More Than a Rock, 2nd Edition
Essays on Art, Creativity, Photography, Nature, and Life
A deeper look at the creativity, art, expression, craft, and philosophy of landscape photography.
More Than a Rock, 2nd Edition is a passionate and personal book about creativity and expression. In this series of over 70 brief essays, photographer and teacher Guy Tal shares his thoughts and experiences as an artist who seeks to express more in his images than the mere appearance of the subject portrayed. Following up on the success of the first edition, this revised edition contains updated imagery, a new essay in each of the book’s four sections—Art, Craft, Experiences, and Meditations—and is presented in a beautiful hardcover format.
Tal makes an argument to consider creative landscape photography—expressing something of the photographer's conception through the use of natural aesthetics—as a form of visual art that is distinct from the mere representation of beautiful natural scenes. Tal covers topics such as the art of photography, approaches to landscape photography, and the experiences of a working photographic artist. His essays also include reflections on nature and man’s place in it, living a meaningful life, and living as an artist in today’s world.
The book is decidedly non-technical and focuses on philosophy, nature, and visual expression. It was written for those photographers with a passion and interest in creative photography. Anyone who is pursuing their work as art, is in need of inspiration, or is interested in the writings of a full-time working photographic artist will benefit from reading this book. The book is visually punctuated with Tal’s inspiring and breathtaking photography.
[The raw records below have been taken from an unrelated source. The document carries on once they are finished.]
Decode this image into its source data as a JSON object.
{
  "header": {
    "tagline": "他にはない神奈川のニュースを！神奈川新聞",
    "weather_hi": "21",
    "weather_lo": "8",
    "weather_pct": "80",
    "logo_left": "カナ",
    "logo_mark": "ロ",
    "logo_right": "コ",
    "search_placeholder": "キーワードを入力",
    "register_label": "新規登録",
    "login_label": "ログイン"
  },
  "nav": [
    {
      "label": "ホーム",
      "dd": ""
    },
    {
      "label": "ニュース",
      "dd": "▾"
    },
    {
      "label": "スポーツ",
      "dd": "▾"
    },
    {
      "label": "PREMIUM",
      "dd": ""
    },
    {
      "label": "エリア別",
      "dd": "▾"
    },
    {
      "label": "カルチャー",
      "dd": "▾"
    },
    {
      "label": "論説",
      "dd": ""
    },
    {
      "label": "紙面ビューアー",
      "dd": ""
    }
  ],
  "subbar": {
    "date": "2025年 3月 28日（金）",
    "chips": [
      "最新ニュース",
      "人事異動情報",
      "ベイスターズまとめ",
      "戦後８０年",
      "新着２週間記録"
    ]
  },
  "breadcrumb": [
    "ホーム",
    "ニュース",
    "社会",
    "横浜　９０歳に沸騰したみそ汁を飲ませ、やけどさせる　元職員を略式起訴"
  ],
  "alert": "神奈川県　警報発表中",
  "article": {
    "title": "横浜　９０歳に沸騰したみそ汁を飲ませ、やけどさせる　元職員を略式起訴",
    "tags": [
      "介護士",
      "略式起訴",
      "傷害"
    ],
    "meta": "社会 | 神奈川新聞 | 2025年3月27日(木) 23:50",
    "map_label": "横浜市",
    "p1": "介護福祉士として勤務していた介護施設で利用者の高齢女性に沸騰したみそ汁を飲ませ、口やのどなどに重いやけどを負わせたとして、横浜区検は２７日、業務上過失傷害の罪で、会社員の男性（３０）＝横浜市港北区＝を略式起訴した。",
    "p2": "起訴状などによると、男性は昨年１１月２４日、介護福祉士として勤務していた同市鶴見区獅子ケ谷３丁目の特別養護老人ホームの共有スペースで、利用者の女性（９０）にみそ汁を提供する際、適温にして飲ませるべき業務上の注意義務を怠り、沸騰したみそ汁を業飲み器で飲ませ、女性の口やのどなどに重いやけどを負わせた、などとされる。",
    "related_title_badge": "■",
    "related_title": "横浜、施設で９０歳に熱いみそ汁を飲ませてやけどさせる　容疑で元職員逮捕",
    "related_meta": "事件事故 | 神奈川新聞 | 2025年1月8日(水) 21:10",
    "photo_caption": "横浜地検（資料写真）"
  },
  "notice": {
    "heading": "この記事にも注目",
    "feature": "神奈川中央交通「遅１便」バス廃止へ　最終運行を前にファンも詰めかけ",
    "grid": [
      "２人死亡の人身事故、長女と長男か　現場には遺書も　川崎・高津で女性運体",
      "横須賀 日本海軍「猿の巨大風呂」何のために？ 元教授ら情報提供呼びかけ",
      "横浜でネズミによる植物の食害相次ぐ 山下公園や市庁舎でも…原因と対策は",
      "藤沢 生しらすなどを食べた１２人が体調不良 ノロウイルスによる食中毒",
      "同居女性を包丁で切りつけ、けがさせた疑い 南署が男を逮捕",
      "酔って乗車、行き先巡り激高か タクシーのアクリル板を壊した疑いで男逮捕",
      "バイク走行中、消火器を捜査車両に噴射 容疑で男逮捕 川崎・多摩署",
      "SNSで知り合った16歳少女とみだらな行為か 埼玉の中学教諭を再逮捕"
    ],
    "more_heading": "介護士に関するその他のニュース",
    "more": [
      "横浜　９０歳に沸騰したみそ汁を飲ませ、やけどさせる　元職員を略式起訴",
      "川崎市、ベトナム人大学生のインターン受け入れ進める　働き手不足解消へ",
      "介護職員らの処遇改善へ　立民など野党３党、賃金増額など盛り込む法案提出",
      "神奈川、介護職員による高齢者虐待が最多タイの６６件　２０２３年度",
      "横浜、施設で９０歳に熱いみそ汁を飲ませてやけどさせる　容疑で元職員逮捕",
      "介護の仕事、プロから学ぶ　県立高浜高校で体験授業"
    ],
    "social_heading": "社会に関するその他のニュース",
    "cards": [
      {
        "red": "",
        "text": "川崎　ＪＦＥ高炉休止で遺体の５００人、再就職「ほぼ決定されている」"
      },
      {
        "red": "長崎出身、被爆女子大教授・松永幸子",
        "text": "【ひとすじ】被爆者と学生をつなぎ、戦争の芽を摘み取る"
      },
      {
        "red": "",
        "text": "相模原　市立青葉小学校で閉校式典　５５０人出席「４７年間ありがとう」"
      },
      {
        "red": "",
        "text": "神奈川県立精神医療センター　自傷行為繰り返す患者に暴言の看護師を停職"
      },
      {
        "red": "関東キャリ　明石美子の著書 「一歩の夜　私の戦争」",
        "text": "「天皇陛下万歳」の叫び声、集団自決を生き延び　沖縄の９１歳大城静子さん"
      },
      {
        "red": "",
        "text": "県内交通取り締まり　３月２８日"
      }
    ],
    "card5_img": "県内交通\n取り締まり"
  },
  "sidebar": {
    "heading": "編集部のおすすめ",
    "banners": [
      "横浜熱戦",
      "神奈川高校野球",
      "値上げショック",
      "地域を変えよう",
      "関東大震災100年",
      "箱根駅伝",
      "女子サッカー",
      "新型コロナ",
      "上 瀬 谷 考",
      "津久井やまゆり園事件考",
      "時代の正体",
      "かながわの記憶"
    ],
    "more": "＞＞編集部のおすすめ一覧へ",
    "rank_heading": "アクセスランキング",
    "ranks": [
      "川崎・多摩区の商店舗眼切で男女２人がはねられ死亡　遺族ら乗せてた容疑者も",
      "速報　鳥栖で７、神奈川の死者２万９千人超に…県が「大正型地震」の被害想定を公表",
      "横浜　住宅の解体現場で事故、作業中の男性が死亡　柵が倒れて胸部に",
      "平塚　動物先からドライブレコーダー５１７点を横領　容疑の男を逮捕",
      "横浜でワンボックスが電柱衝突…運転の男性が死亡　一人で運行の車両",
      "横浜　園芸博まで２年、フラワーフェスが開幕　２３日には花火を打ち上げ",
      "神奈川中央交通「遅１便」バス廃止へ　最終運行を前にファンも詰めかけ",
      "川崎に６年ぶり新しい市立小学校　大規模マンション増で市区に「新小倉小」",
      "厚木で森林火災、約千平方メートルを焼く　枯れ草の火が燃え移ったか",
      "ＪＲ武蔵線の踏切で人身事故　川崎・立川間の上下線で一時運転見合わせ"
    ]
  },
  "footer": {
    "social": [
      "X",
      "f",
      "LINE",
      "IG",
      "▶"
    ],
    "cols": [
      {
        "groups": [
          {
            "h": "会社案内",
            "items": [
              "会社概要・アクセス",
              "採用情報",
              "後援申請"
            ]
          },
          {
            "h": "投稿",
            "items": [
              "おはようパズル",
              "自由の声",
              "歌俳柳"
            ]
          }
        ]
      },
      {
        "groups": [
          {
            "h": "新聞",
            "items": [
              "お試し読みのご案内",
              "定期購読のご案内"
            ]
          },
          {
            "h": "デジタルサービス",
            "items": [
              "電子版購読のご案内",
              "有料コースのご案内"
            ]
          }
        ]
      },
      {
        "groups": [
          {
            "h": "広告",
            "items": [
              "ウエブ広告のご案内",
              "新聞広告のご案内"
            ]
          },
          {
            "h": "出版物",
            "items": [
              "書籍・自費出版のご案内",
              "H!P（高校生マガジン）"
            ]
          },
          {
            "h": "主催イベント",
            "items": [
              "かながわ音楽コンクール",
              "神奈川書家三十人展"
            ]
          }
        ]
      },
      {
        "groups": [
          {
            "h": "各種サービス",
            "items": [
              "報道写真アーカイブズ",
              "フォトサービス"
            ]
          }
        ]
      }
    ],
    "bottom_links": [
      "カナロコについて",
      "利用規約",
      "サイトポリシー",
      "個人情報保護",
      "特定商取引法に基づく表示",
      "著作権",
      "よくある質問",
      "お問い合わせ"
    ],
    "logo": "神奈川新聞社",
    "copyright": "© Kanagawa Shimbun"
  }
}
“Some images look like things, while others feel like things; some images are of things, while others are about things. A creative image is not a record of a scene nor a substitute for a real experience. Rather, it is an experience in itself—an aesthetic experience—something new that the artist has given the world, rather than a contrived view of something that already existed independent of them.”
“The medium of photography has a long tradition of practitioners who were not only masterful photographers, but were also insightful and thoughtful writers—the thinking man’s photographers. Among them we find such greats as John Szarkowski, Minor White, Bill Jay, and Robert Adams. It is no exaggeration to include Guy Tal on this esteemed list.”